The news is not all bad. For the most part, regulatory agencies are working with companies trying to bring them into compliance rather than pursuing an agenda to punish. Corporations that come to regulatory bodies when they have discovered a problem stand in a much better position than those who are found with violations in an investigation or audit. In addition, there are a number of actions companies can take to mitigate the risks of sanctions and set up safe guards to help them navigate through the current uncertainty, including:

  1. Develop a comprehensive records management plan that addresses not only the company’s day-to-day operational needs and obligations in terms of regulatory compliance, but also with an eye to risk management in responding quickly and efficiently to investigations, audits, and lawsuits;
  2. Include the IT department, in-house counsel, and at least one high level officer on the company’s records management team, especially if it’s still in the planning stages;
  3. Conduct regular due diligence on corporate records management policies and procedures and set a schedule to update them regularly;
  4. Develop policies and procedures designed specifically to respond to litigation holds, document requests, and investigative audits, and make sure they are communicated to employees;
  5. Ensure that compliance officers have true independence in the corporate reporting structure and give them unfettered access to employees and officers throughout the company;
  6. Set up and maintain on-going employee training in records management;
  7. Compliance officers should review and update employee training procedures;
  8. Regularly update corporate organization charts, job titles, and job descriptions;
  9. Establish a hot line for employees to anonymously report issues as they arise and document the responsive actions taken;
  10. Conduct periodic reviews and audits, either internally or with an outside firm;
  11. Document the findings as well as the steps taken to correct problems;
  12. Maintain audit reports with the supporting documentation and be able to produce them quickly and efficiently.

There is no denying the uncertainty in the legal framework surrounding record management today, particularly when it comes to audio records.
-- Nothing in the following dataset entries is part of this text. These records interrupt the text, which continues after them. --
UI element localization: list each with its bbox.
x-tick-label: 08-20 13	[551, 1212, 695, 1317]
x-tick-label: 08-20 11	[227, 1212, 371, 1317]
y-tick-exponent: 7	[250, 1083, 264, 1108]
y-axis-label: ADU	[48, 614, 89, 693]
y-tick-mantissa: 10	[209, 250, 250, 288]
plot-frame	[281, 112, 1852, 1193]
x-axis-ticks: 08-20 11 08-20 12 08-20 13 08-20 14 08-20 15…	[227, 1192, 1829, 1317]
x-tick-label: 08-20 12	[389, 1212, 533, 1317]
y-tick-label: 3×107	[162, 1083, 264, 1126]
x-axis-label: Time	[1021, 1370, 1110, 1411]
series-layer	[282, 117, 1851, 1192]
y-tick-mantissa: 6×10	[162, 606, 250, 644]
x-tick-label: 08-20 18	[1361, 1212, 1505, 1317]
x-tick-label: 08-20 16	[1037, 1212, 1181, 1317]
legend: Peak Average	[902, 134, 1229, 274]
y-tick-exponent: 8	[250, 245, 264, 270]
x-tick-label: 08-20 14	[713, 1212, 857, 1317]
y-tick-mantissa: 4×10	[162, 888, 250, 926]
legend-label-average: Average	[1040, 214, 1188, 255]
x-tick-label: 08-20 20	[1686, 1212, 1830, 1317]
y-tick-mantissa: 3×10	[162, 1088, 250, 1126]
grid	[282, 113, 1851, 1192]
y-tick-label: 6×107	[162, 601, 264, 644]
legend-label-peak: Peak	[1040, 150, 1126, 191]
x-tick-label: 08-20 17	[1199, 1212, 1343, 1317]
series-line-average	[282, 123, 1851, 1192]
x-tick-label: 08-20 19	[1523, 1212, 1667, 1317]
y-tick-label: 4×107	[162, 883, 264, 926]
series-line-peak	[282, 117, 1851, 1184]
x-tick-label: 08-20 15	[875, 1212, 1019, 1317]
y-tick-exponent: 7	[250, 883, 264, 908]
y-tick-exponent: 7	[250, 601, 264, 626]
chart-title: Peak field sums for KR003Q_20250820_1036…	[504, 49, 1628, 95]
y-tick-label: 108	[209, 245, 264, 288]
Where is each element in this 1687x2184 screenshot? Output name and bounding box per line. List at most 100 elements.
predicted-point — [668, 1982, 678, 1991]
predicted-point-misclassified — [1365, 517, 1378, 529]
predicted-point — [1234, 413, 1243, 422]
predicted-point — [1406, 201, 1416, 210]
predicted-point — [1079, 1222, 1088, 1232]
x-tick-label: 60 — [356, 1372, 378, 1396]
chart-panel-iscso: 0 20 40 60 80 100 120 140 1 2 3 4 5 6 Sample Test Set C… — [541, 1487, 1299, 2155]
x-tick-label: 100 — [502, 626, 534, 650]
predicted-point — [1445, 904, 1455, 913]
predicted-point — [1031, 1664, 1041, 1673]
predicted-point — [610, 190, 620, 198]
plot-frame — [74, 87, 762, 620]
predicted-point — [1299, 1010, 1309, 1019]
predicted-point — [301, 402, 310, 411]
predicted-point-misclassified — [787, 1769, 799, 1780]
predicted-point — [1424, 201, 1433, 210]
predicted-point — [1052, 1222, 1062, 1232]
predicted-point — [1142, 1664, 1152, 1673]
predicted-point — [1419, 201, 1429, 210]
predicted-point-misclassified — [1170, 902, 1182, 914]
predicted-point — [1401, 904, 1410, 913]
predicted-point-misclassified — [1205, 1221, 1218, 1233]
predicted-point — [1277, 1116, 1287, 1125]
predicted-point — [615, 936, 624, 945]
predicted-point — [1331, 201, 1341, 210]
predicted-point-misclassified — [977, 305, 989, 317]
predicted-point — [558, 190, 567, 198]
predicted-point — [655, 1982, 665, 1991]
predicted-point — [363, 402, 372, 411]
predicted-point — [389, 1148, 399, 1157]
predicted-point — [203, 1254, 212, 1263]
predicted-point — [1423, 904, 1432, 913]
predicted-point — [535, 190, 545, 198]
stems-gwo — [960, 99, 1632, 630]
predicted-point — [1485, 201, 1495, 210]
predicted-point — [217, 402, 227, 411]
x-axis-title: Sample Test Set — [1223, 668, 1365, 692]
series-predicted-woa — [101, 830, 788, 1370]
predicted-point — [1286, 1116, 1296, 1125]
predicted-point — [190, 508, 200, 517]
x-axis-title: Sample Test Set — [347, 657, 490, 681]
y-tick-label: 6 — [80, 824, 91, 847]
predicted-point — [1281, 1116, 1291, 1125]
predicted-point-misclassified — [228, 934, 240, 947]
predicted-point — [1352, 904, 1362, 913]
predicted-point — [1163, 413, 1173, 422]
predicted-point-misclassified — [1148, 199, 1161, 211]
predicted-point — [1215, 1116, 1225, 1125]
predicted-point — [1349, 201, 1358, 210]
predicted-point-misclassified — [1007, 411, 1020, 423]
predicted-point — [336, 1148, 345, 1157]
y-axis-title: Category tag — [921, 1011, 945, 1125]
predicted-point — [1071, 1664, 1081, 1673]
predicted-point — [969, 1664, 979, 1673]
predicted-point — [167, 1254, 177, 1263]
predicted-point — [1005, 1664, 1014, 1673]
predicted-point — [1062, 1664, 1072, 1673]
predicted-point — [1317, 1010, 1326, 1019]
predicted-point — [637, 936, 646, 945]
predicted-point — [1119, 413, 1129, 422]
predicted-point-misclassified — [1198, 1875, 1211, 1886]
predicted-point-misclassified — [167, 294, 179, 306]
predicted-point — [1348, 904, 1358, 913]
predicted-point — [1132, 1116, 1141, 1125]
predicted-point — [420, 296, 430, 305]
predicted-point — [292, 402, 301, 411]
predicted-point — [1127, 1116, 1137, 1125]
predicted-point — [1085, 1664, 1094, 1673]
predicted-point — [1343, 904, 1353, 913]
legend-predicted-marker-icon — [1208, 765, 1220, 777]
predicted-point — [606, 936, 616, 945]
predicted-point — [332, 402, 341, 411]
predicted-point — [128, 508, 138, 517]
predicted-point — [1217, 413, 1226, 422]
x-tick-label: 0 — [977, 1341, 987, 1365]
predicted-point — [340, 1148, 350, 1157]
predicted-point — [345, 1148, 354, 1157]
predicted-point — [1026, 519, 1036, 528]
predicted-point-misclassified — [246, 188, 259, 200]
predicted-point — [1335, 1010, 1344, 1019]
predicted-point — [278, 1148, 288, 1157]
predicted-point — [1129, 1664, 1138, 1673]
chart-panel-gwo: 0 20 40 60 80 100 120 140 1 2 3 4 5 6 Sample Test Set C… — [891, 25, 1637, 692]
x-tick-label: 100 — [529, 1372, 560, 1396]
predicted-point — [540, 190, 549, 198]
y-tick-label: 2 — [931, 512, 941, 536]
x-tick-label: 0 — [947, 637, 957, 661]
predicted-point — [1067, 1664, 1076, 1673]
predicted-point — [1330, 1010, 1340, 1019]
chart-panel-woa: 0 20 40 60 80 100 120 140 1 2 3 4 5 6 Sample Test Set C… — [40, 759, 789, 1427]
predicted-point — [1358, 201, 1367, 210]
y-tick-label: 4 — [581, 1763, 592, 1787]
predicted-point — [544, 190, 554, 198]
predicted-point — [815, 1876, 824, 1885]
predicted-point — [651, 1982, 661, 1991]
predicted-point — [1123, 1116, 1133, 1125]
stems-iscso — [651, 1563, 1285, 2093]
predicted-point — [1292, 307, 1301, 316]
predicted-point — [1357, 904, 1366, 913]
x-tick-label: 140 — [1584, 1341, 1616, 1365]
Given the trend towards greater sanctions, increased investigations, and the introduction of random audits, corporations have legitimate concerns. The key is documentation, a well thought-out and executed records management plan, regular audits, and remediation as needed. The greater a company’s ability to show courts and investigators that they are doing all they can to come into compliance with all the new rules and regulations (even when the rules are vague), the better off they will fare when it comes to avoiding or mitigating sanctions and civil penalties. Likewise, the more efficiently corporations can respond to document requests, the better their position to defend against allegations of willfully destroying evidence, or even inadvertently deleting records. Developing an enterprise records management plan, which includes audio records, may cost a little more on the front end, but at the end of the day, it can go a long way to reducing a company’s overall costs and risks associated with a piecemeal records management approach.